Agora, quase na metade do mandato, para além das medidas (ou falta de), para além de qualquer divergência à linha política adotada, não há mais dúvida alguma, o governo de Jair Bolsonaro não é apenas conservador, é reacionário, de matriz autoritária, conspira contra o estado de direito.

A revista Piauí, em sua edição 167 deste mês, reconstituiu os detalhes de uma reunião de gabinete presidencial que aconteceu em maio passado, com quatro fontes que pediram anonimato (duas delas testemunhas diretas da reunião).

Bolsonaro queria mandar tropas para destituir os atuais onze ministros do Supremo Tribunal Federal. Os substitutos, militares ou civis, seriam então nomeados por ele e ficariam no cargo “até que aquilo esteja em ordem”, segundo as palavras do presidente.

No tumulto da reunião, não ficou claro como as tropas seriam empregadas, nem se, nos planos de Bolsonaro, os ministros destituídos do STF voltariam a seus cargos quando “aquilo” estivesse “em ordem”.

A motivação do presidente para uma intervenção dessas? O STF teria tido a “audácia” de cogitar a apreensão de seu telefone celular como parte de uma investigação. Ou seja, Bolsonaro se considera acima da lei, o mandatário deixa claro que não aceita ser investigado.

Além dessa reunião, o presidente participou de manifestações públicas defendendo a intervenção militar para a destituição dos membros do congresso e do STF; disse abertamente que poderia intervir nos demais poderes da República, em suas lives, em entrevistas e pronunciamentos.

A presidenta Dilma Rousseff foi investigada, afastada, julgada, condenada e definitivamente impedida, em 2016, por ter cometido as chamadas pedaladas fiscais. Pedalada fiscal é uma prática contábil repetida há muitos anos por vários governantes dos executivos municipais, estaduais e federal, de vários partidos.

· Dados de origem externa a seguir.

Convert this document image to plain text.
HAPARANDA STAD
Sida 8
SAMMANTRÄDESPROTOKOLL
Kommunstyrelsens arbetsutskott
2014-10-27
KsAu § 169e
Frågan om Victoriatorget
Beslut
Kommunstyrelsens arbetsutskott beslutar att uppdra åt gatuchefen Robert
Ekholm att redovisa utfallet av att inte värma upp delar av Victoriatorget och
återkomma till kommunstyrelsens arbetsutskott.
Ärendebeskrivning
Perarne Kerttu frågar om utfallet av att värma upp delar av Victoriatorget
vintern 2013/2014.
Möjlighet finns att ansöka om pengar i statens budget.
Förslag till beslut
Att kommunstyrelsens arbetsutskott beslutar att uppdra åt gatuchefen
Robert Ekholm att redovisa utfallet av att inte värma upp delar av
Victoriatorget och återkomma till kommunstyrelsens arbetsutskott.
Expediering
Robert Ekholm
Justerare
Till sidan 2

Michel Temer, por exemplo, cometeu pedaladas fiscais no mesmo mandato de Dilma, antes de tomar o lugar dela (e depois também); logo que se tornou presidente, tratou de tomar providências para implementar um tipo de passe-livre, “autorização permanente” para a prática da pedalada fiscal. FHC e Lula também cometeram pedaladas fiscais, Bolsonaro também; nunca foram julgados por isso, sequer investigados.

Não houve crime de responsabilidade por parte de Dilma e mesmo assim a investigação e o processo tiveram condução célere e livre de quaisquer interferências por parte da presidenta para livrar a própria barra; sem ameaças de fechar o congresso, sem ameaças de enviar tropas ao STF.

A democracia brasileira vem correndo muito perigo desde a eleição de Jair Bolsonaro, sob o grave risco de um golpe de estado com ruptura institucional de consequências profundas e duradouras, mas há como dizer que isso é uma surpresa?

Não há como negar, ele foi eleito e sua figura corresponde aos anseios de grande parte da população.

Como é que os progressistas, constitucionalistas, ou mesmo conservadores de aspiração democrática, podem reagir para evitar uma nova ditadura?

Há quem diga que o confronto na base da agressividade seja inevitável, eu discordo; tampouco acredito que apenas a diplomacia em tratativas entre oposição e governo sejam suficientes, longe disso.

Acredito que se deva focar na informação, para que o maior número possível de pessoas saiba o que acontece, para que essas pessoas conheçam o cronologia dos fatos, distinguam os sujeitos, os agentes, entendam a terminologia e as definições, podendo assim identificar a mentira e ponderar suas escolhas.

Devemos trazer os jovens para o debate político, pois dentre eles estarão os expoentes futuros do campo progressista, mas não me limito aqui à formação de militantes partidários, porque todos os partidos hoje, uns menos e outros mais, são fisiológicos. Na democracia o poder deve ser exercido pelo povo através do voto, os partidos devem representar um meio para que o povo possa exerça o poder; é preciso combater o fisiologismo nos partidos.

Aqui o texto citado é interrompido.